A NATION OF LINKAGES © David Watts 18/04/2010

In the Stan Rogers song that became an unofficial Canadian anthem we find the words:

“Tracing one warm line” and “make a northwest passage to the sea.”

Québec poet laureate Gilles Vigneault does something similar with “mon chemin” (“my path”)

Rogers’ lyrics point to an underlying reality. Canada exists as a transcontinental country not as a result of a single resource, culture or industry nor as the result of a defining moment or encounter but as a series of carefully contrived connections.

Many other countries have such connections but with an essential difference. They built their roads, railways and communications to solidify an existing state. In Canada these came first.

Canada did not create these linkages: the linkages created Canada. Let’s start with railways:

Without the Canadian Pacific Railway, Canada would not be a nation from sea to sea but a patchwork of provinces along the Saint Lawrence and the east coast.

It was the Railway that opened, developed and built the Canadian West, and the Company’s founding General Manager wielded more power than most provincial premiers. .

Confederation would not have taken place in 1867 without the promise of an Intercolonial Railway linking the Maritime Provinces to Canada on the Saint Lawrence and the Great Lakes.

We can take this a step further.
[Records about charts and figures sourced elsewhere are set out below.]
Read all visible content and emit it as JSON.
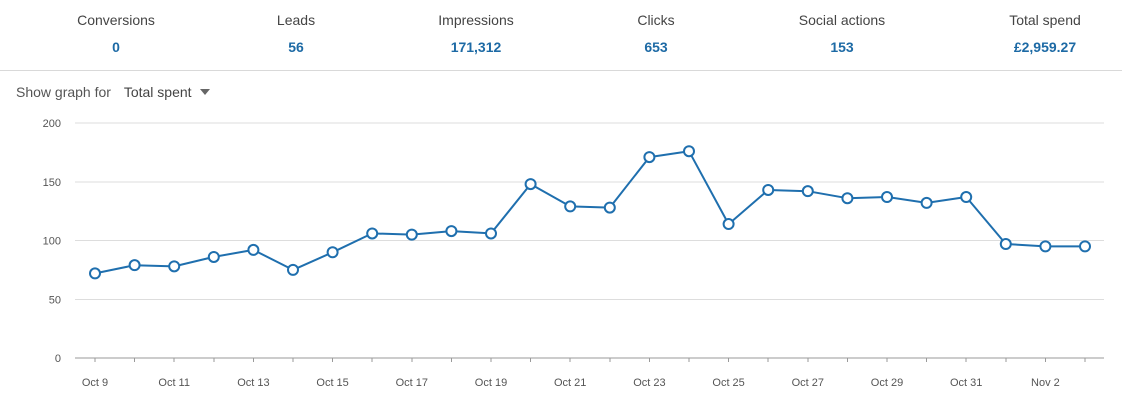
{
  "stats": [
    {
      "label": "Conversions",
      "value": "0"
    },
    {
      "label": "Leads",
      "value": "56"
    },
    {
      "label": "Impressions",
      "value": "171,312"
    },
    {
      "label": "Clicks",
      "value": "653"
    },
    {
      "label": "Social actions",
      "value": "153"
    },
    {
      "label": "Total spend",
      "value": "£2,959.27"
    }
  ],
  "graph_selector": {
    "label": "Show graph for",
    "selected": "Total spent",
    "dropdown_icon": "caret-down-icon"
  },
  "colors": {
    "accent": "#1d6aa5",
    "line": "#1f6fae",
    "gridline": "#dddddd"
  },
  "chart_data": {
    "type": "line",
    "ylim": [
      0,
      200
    ],
    "yticks": [
      0,
      50,
      100,
      150,
      200
    ],
    "grid": true,
    "x": [
      "Oct 9",
      "Oct 10",
      "Oct 11",
      "Oct 12",
      "Oct 13",
      "Oct 14",
      "Oct 15",
      "Oct 16",
      "Oct 17",
      "Oct 18",
      "Oct 19",
      "Oct 20",
      "Oct 21",
      "Oct 22",
      "Oct 23",
      "Oct 24",
      "Oct 25",
      "Oct 26",
      "Oct 27",
      "Oct 28",
      "Oct 29",
      "Oct 30",
      "Oct 31",
      "Nov 1",
      "Nov 2",
      "Nov 3"
    ],
    "xtick_labels": [
      "Oct 9",
      "Oct 11",
      "Oct 13",
      "Oct 15",
      "Oct 17",
      "Oct 19",
      "Oct 21",
      "Oct 23",
      "Oct 25",
      "Oct 27",
      "Oct 29",
      "Oct 31",
      "Nov 2"
    ],
    "series": [
      {
        "values": [
          72,
          79,
          78,
          86,
          92,
          75,
          90,
          106,
          105,
          108,
          106,
          148,
          129,
          128,
          171,
          176,
          114,
          143,
          142,
          136,
          137,
          132,
          137,
          97,
          95,
          95
        ]
      }
    ]
  }
}
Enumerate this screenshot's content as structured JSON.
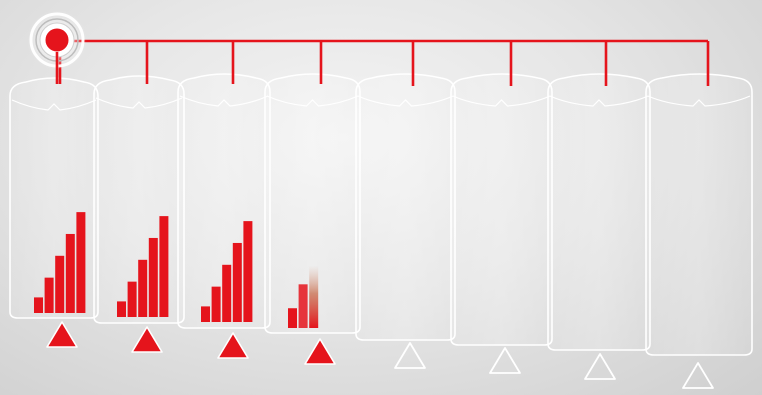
{
  "colors": {
    "accent": "#e5141c",
    "outline": "#ffffff",
    "background": "#e6e6e6"
  },
  "icons": {
    "source": "radio-signal-icon",
    "active_marker": "filled-triangle-icon",
    "inactive_marker": "outline-triangle-icon"
  },
  "cells": [
    {
      "active": true,
      "fill_bars": [
        0.15,
        0.34,
        0.55,
        0.76,
        0.97
      ]
    },
    {
      "active": true,
      "fill_bars": [
        0.15,
        0.34,
        0.55,
        0.76,
        0.97
      ]
    },
    {
      "active": true,
      "fill_bars": [
        0.15,
        0.34,
        0.55,
        0.76,
        0.97
      ]
    },
    {
      "active": true,
      "fill_bars": [
        0.19,
        0.42,
        0.6
      ],
      "fading": true
    },
    {
      "active": false,
      "fill_bars": []
    },
    {
      "active": false,
      "fill_bars": []
    },
    {
      "active": false,
      "fill_bars": []
    },
    {
      "active": false,
      "fill_bars": []
    }
  ]
}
Comments from the 1830’s make clear that the dream of a transcontinental railway preceded that of Confederation itself.

In the international view of the Railway as the land link in a ferry series from Europe to Asia, Confederation was a prelude, the land assembly stage lining up the real estate for the line.
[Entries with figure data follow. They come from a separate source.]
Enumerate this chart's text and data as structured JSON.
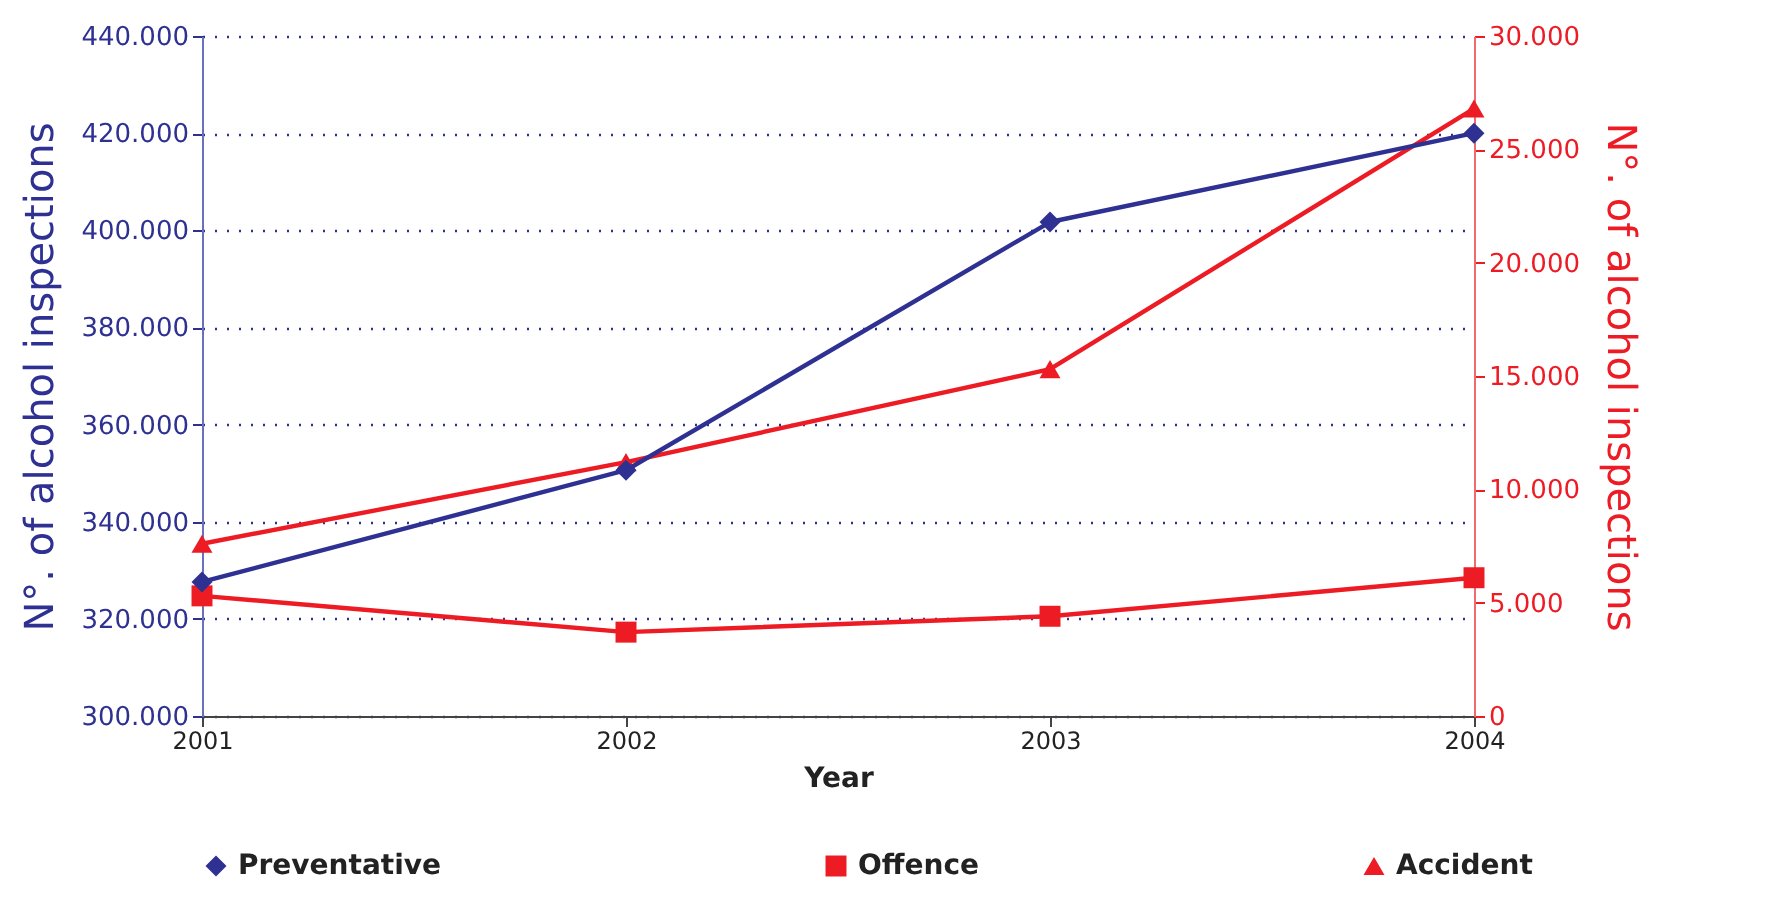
{
  "chart_data": {
    "type": "line",
    "categories": [
      "2001",
      "2002",
      "2003",
      "2004"
    ],
    "xlabel": "Year",
    "ylabel": "N°. of alcohol inspections",
    "y2label": "N°. of alcohol inspections",
    "series": [
      {
        "name": "Preventative",
        "color": "#2e3192",
        "marker": "diamond",
        "values": [
          327600,
          350600,
          401700,
          420000
        ]
      },
      {
        "name": "Offence",
        "color": "#ed1c24",
        "marker": "square",
        "axis": "y2",
        "values": [
          5300,
          3700,
          4400,
          6100
        ]
      },
      {
        "name": "Accident",
        "color": "#ed1c24",
        "marker": "triangle",
        "axis": "y2",
        "values": [
          7600,
          11200,
          15300,
          26800
        ]
      }
    ],
    "ylim": [
      300000,
      440000
    ],
    "yticks": [
      {
        "value": 300000,
        "label": "300.000"
      },
      {
        "value": 320000,
        "label": "320.000"
      },
      {
        "value": 340000,
        "label": "340.000"
      },
      {
        "value": 360000,
        "label": "360.000"
      },
      {
        "value": 380000,
        "label": "380.000"
      },
      {
        "value": 400000,
        "label": "400.000"
      },
      {
        "value": 420000,
        "label": "420.000"
      },
      {
        "value": 440000,
        "label": "440.000"
      }
    ],
    "y2lim": [
      0,
      30000
    ],
    "y2ticks": [
      0,
      {
        "value": 5000,
        "label": "5.000"
      },
      {
        "value": 10000,
        "label": "10.000"
      },
      {
        "value": 15000,
        "label": "15.000"
      },
      {
        "value": 20000,
        "label": "20.000"
      },
      {
        "value": 25000,
        "label": "25.000"
      },
      {
        "value": 30000,
        "label": "30.000"
      }
    ],
    "grid": "y",
    "legend": "bottom",
    "line_style": "solid"
  }
}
The search for a link to the Western Sea goes back to Champlain and the voyageurs, and earlier seagoing explorers that charted much of our Pacific, Atlantic and Arctic coasts.

The land in the middle they could not get around—Canada to us—they traveled over and built through, to reach the Far East. This became a bridge between hemispheres and continents.
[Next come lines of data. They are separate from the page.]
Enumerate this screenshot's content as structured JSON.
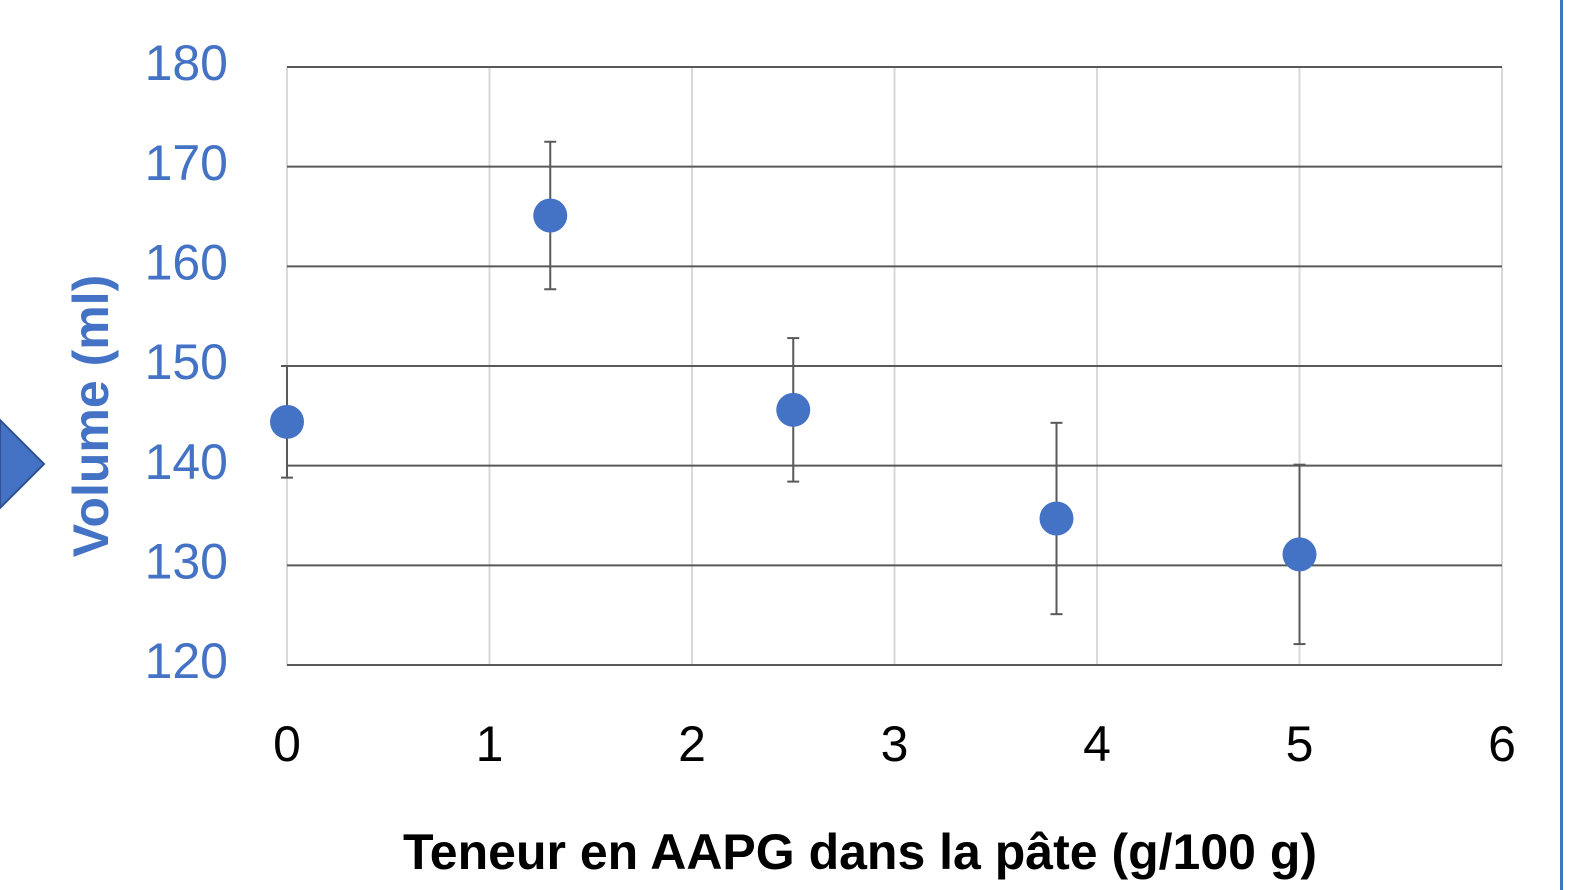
{
  "chart_data": {
    "type": "scatter",
    "x_label": "Teneur en AAPG dans la pâte (g/100 g)",
    "y_label": "Volume (ml)",
    "x": [
      0,
      1.3,
      2.5,
      3.8,
      5
    ],
    "values": [
      144.4,
      165.1,
      145.6,
      134.7,
      131.1
    ],
    "errors": [
      5.6,
      7.4,
      7.2,
      9.6,
      9.0
    ],
    "color": "#4472c4",
    "xlim": [
      0,
      6
    ],
    "xticks": [
      0,
      1,
      2,
      3,
      4,
      5,
      6
    ],
    "ylim": [
      120,
      180
    ],
    "yticks": [
      120,
      130,
      140,
      150,
      160,
      170,
      180
    ],
    "grid": true
  }
}
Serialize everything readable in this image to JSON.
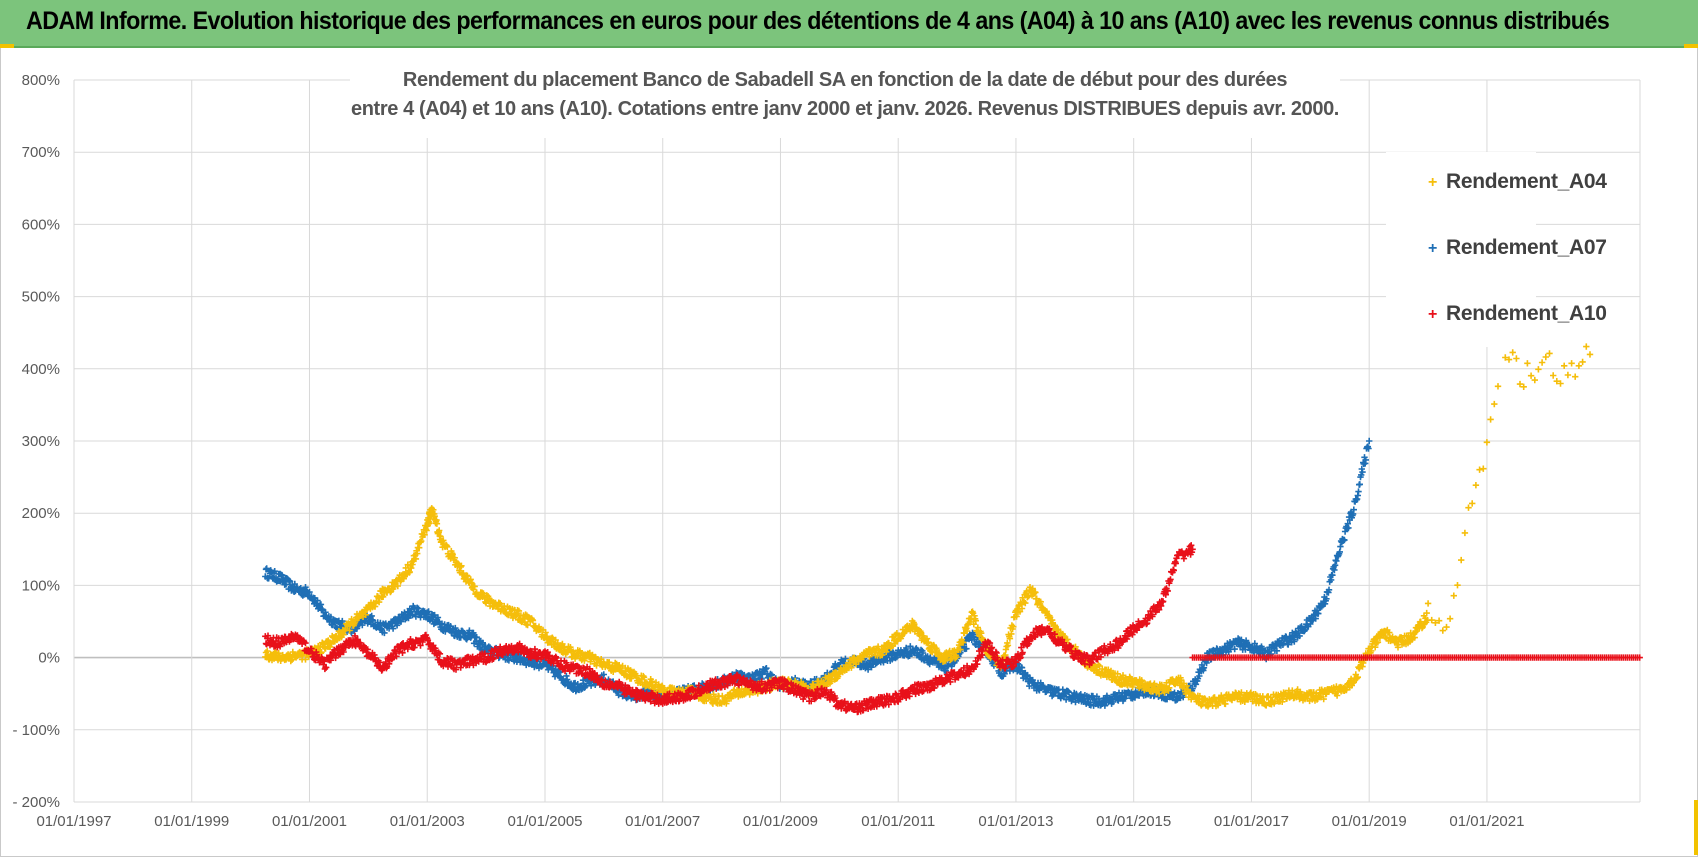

Other links paralleled the steel: telegraph lines, hotels and resorts that became national parks. Irrigation canals for farmers. Coal mines, oil and water wells to supply locomotives.

From the telegraph lines of CN Rail in the 1920’s and 30’s came Radio Canada, the CBC or, as it first called itself, “the trans-Canada network of the Canadian Broadcasting Corporation.”

“Trans-Canada” was a common phrase until the 1960’s. There was Trans-Canada Airlines, now Air Canada, founded as the airborne arm of Canadian National Railways.

There was the Trans-Canada Highway that follows the original route of the CPR.

There was the Trans-Canada Pipeline built in an early attempt at energy self-sufficiency.

There’s the Trans-Canada Trail, built over old roadbeds of rail lines that have been abandoned.

Most of these links—railways, telecommunications, pipelines—are physical and technological.

Cultural and spiritual linkages grew from transport and communications ones. Satellite and feeder stations created a French speaking network that made the bilingual policies of the 1960’s and 70’s a reality, and opened similar possibilities for our aboriginal peoples as well.

This electronic highway replicates the network by which aboriginal and French-speaking voyageurs traveled the country three centuries ago: a network that persists in the names of forts, settlements and northwestern lakes, streams and waterways.

This multi-stand network including internet facilitated the growth of a multicultural society:

Chinese and others who came to build the railways stayed to live in the land they had built.

Their descendents and others shaped the country in ways once unimaginable. Canada, Iroquois for “village,” became a global village: a microcosm of the United Nations she helped set up.

Seen this way, it’s no surprise that international affairs is a strong part of the Canadian legacy.

That’s because Canada, a Nation of Linkages is a natural model in a world seeking connections.

It’s no surprise that the best known Canadian photo, the driving of the last spike on the CPR, is about completion of our first major link, one that physically made us a country, and more.

Before that had been the search for a northwest passage as a trade route: a search now at an end

From completion of that project new ones arose: the growth of a Canadian consciousness, and a reaching out to establish new links abroad.

The railway joined at Craigellachie later adopted the slogan “Canada Pacific Spans the World.”

The meaning behind this was originally economic: the CPR as a global transportation system.

It came to mean something symbolic and spiritual, as the red-and-white checkerboard flag of the CPR calling in foreign ports gave way to the presence of the red-and-white Canadian maple leaf.

The international village has become a peaceful empire. Kanata is a spirit and influence human-kind can relate to, because it is a reflection of fundamental human values and diversity.

That kind of linkage is the kind of nation we are. That, and not old style, top-down imperialism, is the meaning of our motto:

“Dominion from sea to sea to sea, and from the river to the ends of the earth.”